I found a much more detailed breakdown of the results of KEYNOTE-355 (the clinical trial that led to the authorisation of this regime for metastatic TNBC with a ‘combined positive score’ (CPS) > 10%) on Merck (the manufacturer)’s website for medical professionals. It made it a bit easier to join together the data on overall survival, progression free survival, and complete and partial response rates, than the headline e information I had seen elsewhere. Just over half the patients in the pembro plus chemo arm who had a CPS>10 had an objective response to the treatment, and half were still alive (presumably broadly the same half) at 2 years. Unfortunately longer term survival isn’t great with only 30% of the CPS>10 group still alive at the end of the trial (44 months). The trial entry criteria required a good performance status (ie ability to live a fairly normal life) bit didn’t restrict to people with a low cancer burden at the start of the trial. It therefore doesn’t seem possibly to stratify the results by how extensive the cancer was at the start. My ‘expert’ contact tells me it is more effective where people only have a small number of metastases, as I currently do.

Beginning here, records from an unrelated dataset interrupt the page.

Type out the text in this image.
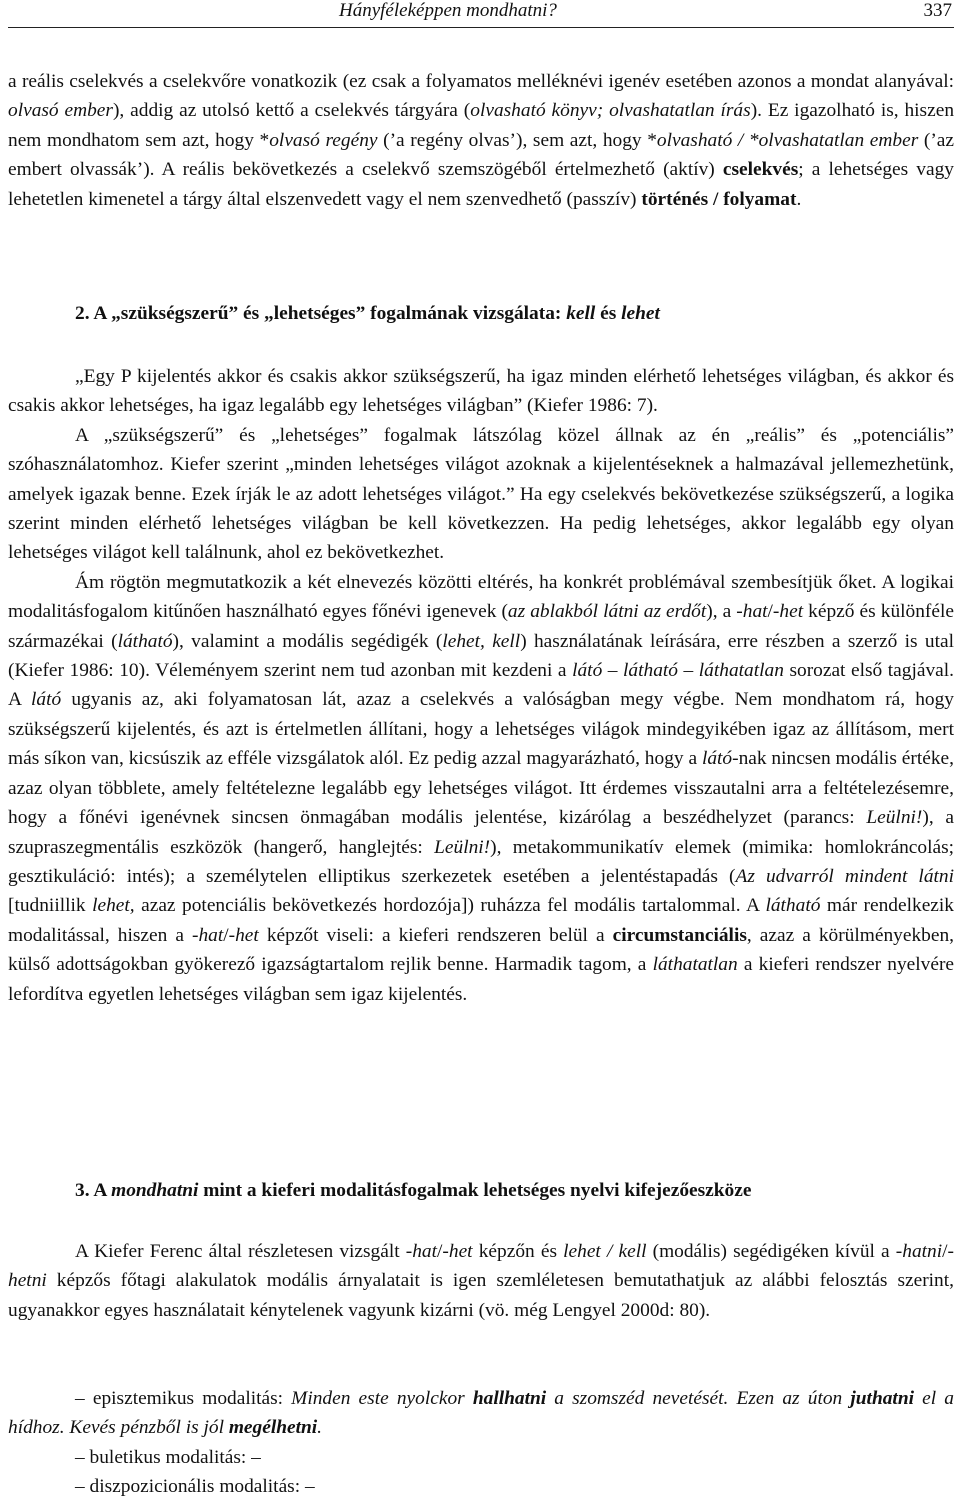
Hányféleképpen mondhatni?	337

a reális cselekvés a cselekvőre vonatkozik (ez csak a folyamatos melléknévi igenév esetében azonos a mondat alanyával: olvasó ember), addig az utolsó kettő a cselekvés tárgyára (olvasható könyv; olvashatatlan írás). Ez igazolható is, hiszen nem mondhatom sem azt, hogy *olvasó regény (’a regény olvas’), sem azt, hogy *olvasható / *olvashatatlan ember (’az embert olvassák’). A reális bekövetkezés a cselekvő szemszögéből értelmezhető (aktív) cselekvés; a lehetséges vagy lehetetlen kimenetel a tárgy által elszenvedett vagy el nem szenvedhető (passzív) történés / folyamat.

2. A „szükségszerű” és „lehetséges” fogalmának vizsgálata: kell és lehet

„Egy P kijelentés akkor és csakis akkor szükségszerű, ha igaz minden elérhető lehetséges világban, és akkor és csakis akkor lehetséges, ha igaz legalább egy lehetséges világban” (Kiefer 1986: 7).

A „szükségszerű” és „lehetséges” fogalmak látszólag közel állnak az én „reális” és „potenciális” szóhasználatomhoz. Kiefer szerint „minden lehetséges világot azoknak a kijelentéseknek a halmazával jellemezhetünk, amelyek igazak benne. Ezek írják le az adott lehetséges világot.” Ha egy cselekvés bekövetkezése szükségszerű, a logika szerint minden elérhető lehetséges világban be kell következzen. Ha pedig lehetséges, akkor legalább egy olyan lehetséges világot kell találnunk, ahol ez bekövetkezhet.

Ám rögtön megmutatkozik a két elnevezés közötti eltérés, ha konkrét problémával szembesítjük őket. A logikai modalitásfogalom kitűnően használható egyes főnévi igenevek (az ablakból látni az erdőt), a -hat/-het képző és különféle származékai (látható), valamint a modális segédigék (lehet, kell) használatának leírására, erre részben a szerző is utal (Kiefer 1986: 10). Véleményem szerint nem tud azonban mit kezdeni a látó – látható – láthatatlan sorozat első tagjával. A látó ugyanis az, aki folyamatosan lát, azaz a cselekvés a valóságban megy végbe. Nem mondhatom rá, hogy szükségszerű kijelentés, és azt is értelmetlen állítani, hogy a lehetséges világok mindegyikében igaz az állításom, mert más síkon van, kicsúszik az efféle vizsgálatok alól. Ez pedig azzal magyarázható, hogy a látó-nak nincsen modális értéke, azaz olyan többlete, amely feltételezne legalább egy lehetséges világot. Itt érdemes visszautalni arra a feltételezésemre, hogy a főnévi igenévnek sincsen önmagában modális jelentése, kizárólag a beszédhelyzet (parancs: Leülni!), a szupraszegmentális eszközök (hangerő, hanglejtés: Leülni!), metakommunikatív elemek (mimika: homlokráncolás; gesztikuláció: intés); a személytelen elliptikus szerkezetek esetében a jelentéstapadás (Az udvarról mindent látni [tudniillik lehet, azaz potenciális bekövetkezés hordozója]) ruházza fel modális tartalommal. A látható már rendelkezik modalitással, hiszen a -hat/-het képzőt viseli: a kieferi rendszeren belül a circumstanciális, azaz a körülményekben, külső adottságokban gyökerező igazságtartalom rejlik benne. Harmadik tagom, a láthatatlan a kieferi rendszer nyelvére lefordítva egyetlen lehetséges világban sem igaz kijelentés.

3. A mondhatni mint a kieferi modalitásfogalmak lehetséges nyelvi kifejezőeszköze

A Kiefer Ferenc által részletesen vizsgált -hat/-het képzőn és lehet / kell (modális) segédigéken kívül a -hatni/-hetni képzős főtagi alakulatok modális árnyalatait is igen szemléletesen bemutathatjuk az alábbi felosztás szerint, ugyanakkor egyes használatait kénytelenek vagyunk kizárni (vö. még Lengyel 2000d: 80).

– episztemikus modalitás: Minden este nyolckor hallhatni a szomszéd nevetését. Ezen az úton juthatni el a hídhoz. Kevés pénzből is jól megélhetni.

– buletikus modalitás: –

– diszpozicionális modalitás: –
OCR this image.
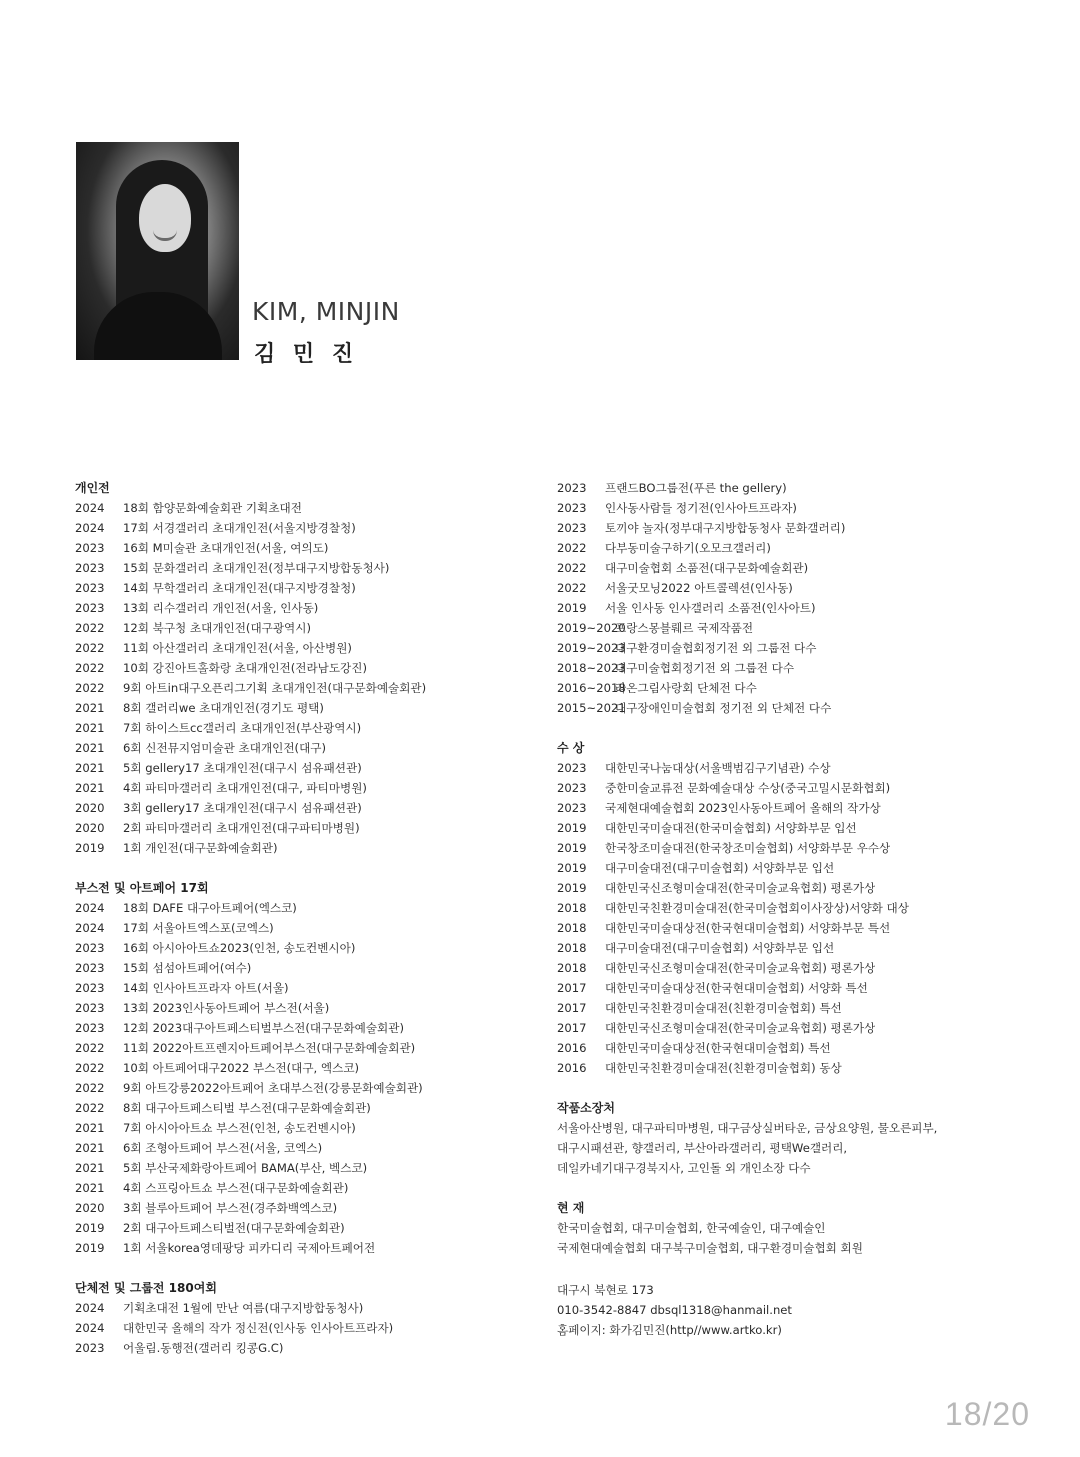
KIM, MINJIN
김 민 진
개인전
2024	18회 함양문화예술회관 기획초대전
2024	17회 서경갤러리 초대개인전(서울지방경찰청)
2023	16회 M미술관 초대개인전(서울, 여의도)
2023	15회 문화갤러리 초대개인전(정부대구지방합동청사)
2023	14회 무학갤러리 초대개인전(대구지방경찰청)
2023	13회 리수갤러리 개인전(서울, 인사동)
2022	12회 북구청 초대개인전(대구광역시)
2022	11회 아산갤러리 초대개인전(서울, 아산병원)
2022	10회 강진아트홀화랑 초대개인전(전라남도강진)
2022	9회 아트in대구오픈리그기획 초대개인전(대구문화예술회관)
2021	8회 갤러리we 초대개인전(경기도 평택)
2021	7회 하이스트cc갤러리 초대개인전(부산광역시)
2021	6회 신전뮤지엄미술관 초대개인전(대구)
2021	5회 gellery17 초대개인전(대구시 섬유패션관)
2021	4회 파티마갤러리 초대개인전(대구, 파티마병원)
2020	3회 gellery17 초대개인전(대구시 섬유패션관)
2020	2회 파티마갤러리 초대개인전(대구파티마병원)
2019	1회 개인전(대구문화예술회관)
부스전 및 아트페어 17회
2024	18회 DAFE 대구아트페어(엑스코)
2024	17회 서울아트엑스포(코엑스)
2023	16회 아시아아트쇼2023(인천, 송도컨벤시아)
2023	15회 섬섬아트페어(여수)
2023	14회 인사아트프라자 아트(서울)
2023	13회 2023인사동아트페어 부스전(서울)
2023	12회 2023대구아트페스티벌부스전(대구문화예술회관)
2022	11회 2022아트프렌지아트페어부스전(대구문화예술회관)
2022	10회 아트페어대구2022 부스전(대구, 엑스코)
2022	9회 아트강릉2022아트페어 초대부스전(강릉문화예술회관)
2022	8회 대구아트페스티벌 부스전(대구문화예술회관)
2021	7회 아시아아트쇼 부스전(인천, 송도컨벤시아)
2021	6회 조형아트페어 부스전(서울, 코엑스)
2021	5회 부산국제화랑아트페어 BAMA(부산, 벡스코)
2021	4회 스프링아트쇼 부스전(대구문화예술회관)
2020	3회 블루아트페어 부스전(경주화백엑스코)
2019	2회 대구아트페스티벌전(대구문화예술회관)
2019	1회 서울korea영데팡당 피카디리 국제아트페어전
단체전 및 그룹전 180여회
2024	기획초대전 1월에 만난 여름(대구지방합동청사)
2024	대한민국 올해의 작가 정신전(인사동 인사아트프라자)
2023	어울림.동행전(갤러리 킹콩G.C)
2023 프랜드BO그룹전(푸른 the gellery)
2023 인사동사람들 정기전(인사아트프라자)
2023 토끼야 놀자(정부대구지방합동청사 문화갤러리)
2022 다부동미술구하기(오모크갤러리)
2022 대구미술협회 소품전(대구문화예술회관)
2022 서울굿모닝2022 아트콜렉션(인사동)
2019 서울 인사동 인사갤러리 소품전(인사아트)
2019~2020프랑스몽블뤠르 국제작품전
2019~2023대구환경미술협회정기전 외 그룹전 다수
2018~2023대구미술협회정기전 외 그룹전 다수
2016~2018라온그림사랑회 단체전 다수
2015~2021대구장애인미술협회 정기전 외 단체전 다수
수 상
2023	대한민국나눔대상(서울백범김구기념관) 수상
2023	중한미술교류전 문화예술대상 수상(중국고밀시문화협회)
2023	국제현대예술협회 2023인사동아트페어 올해의 작가상
2019	대한민국미술대전(한국미술협회) 서양화부문 입선
2019	한국창조미술대전(한국창조미술협회) 서양화부문 우수상
2019	대구미술대전(대구미술협회) 서양화부문 입선
2019	대한민국신조형미술대전(한국미술교육협회) 평론가상
2018	대한민국친환경미술대전(한국미술협회이사장상)서양화 대상
2018	대한민국미술대상전(한국현대미술협회) 서양화부문 특선
2018	대구미술대전(대구미술협회) 서양화부문 입선
2018	대한민국신조형미술대전(한국미술교육협회) 평론가상
2017	대한민국미술대상전(한국현대미술협회) 서양화 특선
2017	대한민국친환경미술대전(친환경미술협회) 특선
2017	대한민국신조형미술대전(한국미술교육협회) 평론가상
2016	대한민국미술대상전(한국현대미술협회) 특선
2016	대한민국친환경미술대전(친환경미술협회) 동상
작품소장처
서울아산병원, 대구파티마병원, 대구금상실버타운, 금상요양원, 물오른피부,
대구시패션관, 향갤러리, 부산아라갤러리, 평택We갤러리,
데일카네기대구경북지사, 고인돌 외 개인소장 다수
현 재
한국미술협회, 대구미술협회, 한국예술인, 대구예술인
국제현대예술협회 대구북구미술협회, 대구환경미술협회 회원
대구시 북현로 173
010-3542-8847 dbsql1318@hanmail.net
홈페이지: 화가김민진(http//www.artko.kr)
18/20
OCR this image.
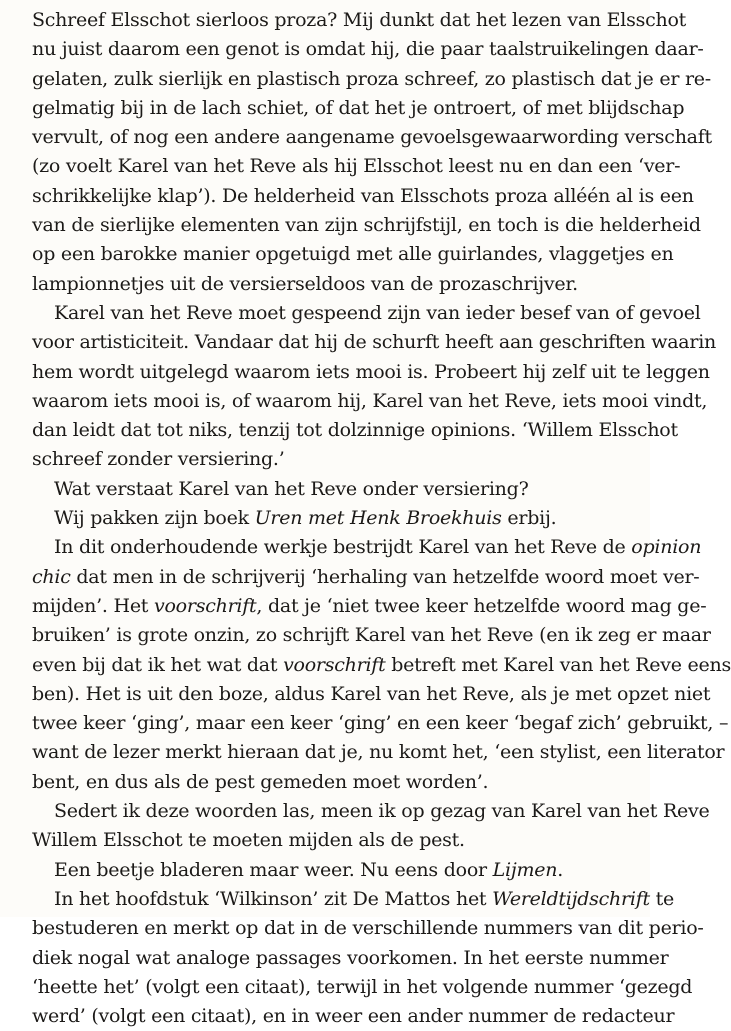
Schreef Elsschot sierloos proza? Mij dunkt dat het lezen van Elsschot
nu juist daarom een genot is omdat hij, die paar taalstruikelingen daar-
gelaten, zulk sierlijk en plastisch proza schreef, zo plastisch dat je er re-
gelmatig bij in de lach schiet, of dat het je ontroert, of met blijdschap
vervult, of nog een andere aangename gevoelsgewaarwording verschaft
(zo voelt Karel van het Reve als hij Elsschot leest nu en dan een ‘ver-
schrikkelijke klap’). De helderheid van Elsschots proza alléén al is een
van de sierlijke elementen van zijn schrijfstijl, en toch is die helderheid
op een barokke manier opgetuigd met alle guirlandes, vlaggetjes en
lampionnetjes uit de versierseldoos van de prozaschrijver.
Karel van het Reve moet gespeend zijn van ieder besef van of gevoel
voor artisticiteit. Vandaar dat hij de schurft heeft aan geschriften waarin
hem wordt uitgelegd waarom iets mooi is. Probeert hij zelf uit te leggen
waarom iets mooi is, of waarom hij, Karel van het Reve, iets mooi vindt,
dan leidt dat tot niks, tenzij tot dolzinnige opinions. ‘Willem Elsschot
schreef zonder versiering.’
Wat verstaat Karel van het Reve onder versiering?
Wij pakken zijn boek Uren met Henk Broekhuis erbij.
In dit onderhoudende werkje bestrijdt Karel van het Reve de opinion
chic dat men in de schrijverij ‘herhaling van hetzelfde woord moet ver-
mijden’. Het voorschrift, dat je ‘niet twee keer hetzelfde woord mag ge-
bruiken’ is grote onzin, zo schrijft Karel van het Reve (en ik zeg er maar
even bij dat ik het wat dat voorschrift betreft met Karel van het Reve eens
ben). Het is uit den boze, aldus Karel van het Reve, als je met opzet niet
twee keer ‘ging’, maar een keer ‘ging’ en een keer ‘begaf zich’ gebruikt, –
want de lezer merkt hieraan dat je, nu komt het, ‘een stylist, een literator
bent, en dus als de pest gemeden moet worden’.
Sedert ik deze woorden las, meen ik op gezag van Karel van het Reve
Willem Elsschot te moeten mijden als de pest.
Een beetje bladeren maar weer. Nu eens door Lijmen.
In het hoofdstuk ‘Wilkinson’ zit De Mattos het Wereldtijdschrift te
bestuderen en merkt op dat in de verschillende nummers van dit perio-
diek nogal wat analoge passages voorkomen. In het eerste nummer
‘heette het’ (volgt een citaat), terwijl in het volgende nummer ‘gezegd
werd’ (volgt een citaat), en in weer een ander nummer de redacteur
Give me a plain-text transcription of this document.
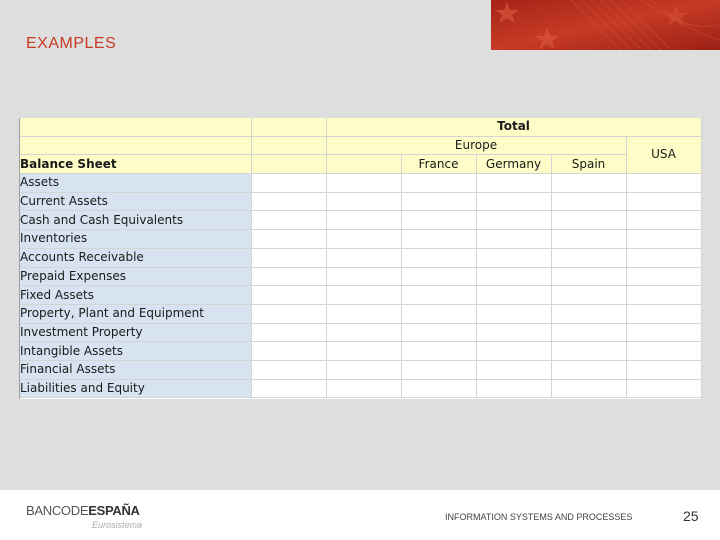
EXAMPLES
		Total				
		Europe				USA
Balance Sheet			France	Germany	Spain	
Assets						
Current Assets						
Cash and Cash Equivalents						
Inventories						
Accounts Receivable						
Prepaid Expenses						
Fixed Assets						
Property, Plant and Equipment						
Investment Property						
Intangible Assets						
Financial Assets						
Liabilities and Equity						
BANCODEESPAÑA
Eurosistema
INFORMATION SYSTEMS AND PROCESSES	25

I have no intention of asking for my oncologist’s view of my prognosis, but it’s going to be highly linked to whether the second scans show an objective response to the treatment. If not, I imagine I will be taken off the pembro and escalated up to the current last chance saloon for mTNBC, the attractively named sacituzumab govitecan, an immunotherapy/chemo conjugate that attacks the TROP-2 protein typically present on TNBC. By all accounts it’s a fairly punishing treatment and I rather hope I don’t need to get to experience it. If I can last out a few more years there might be better things around; I will be watching the ModIfy trials with interest as my cancer is within its scope.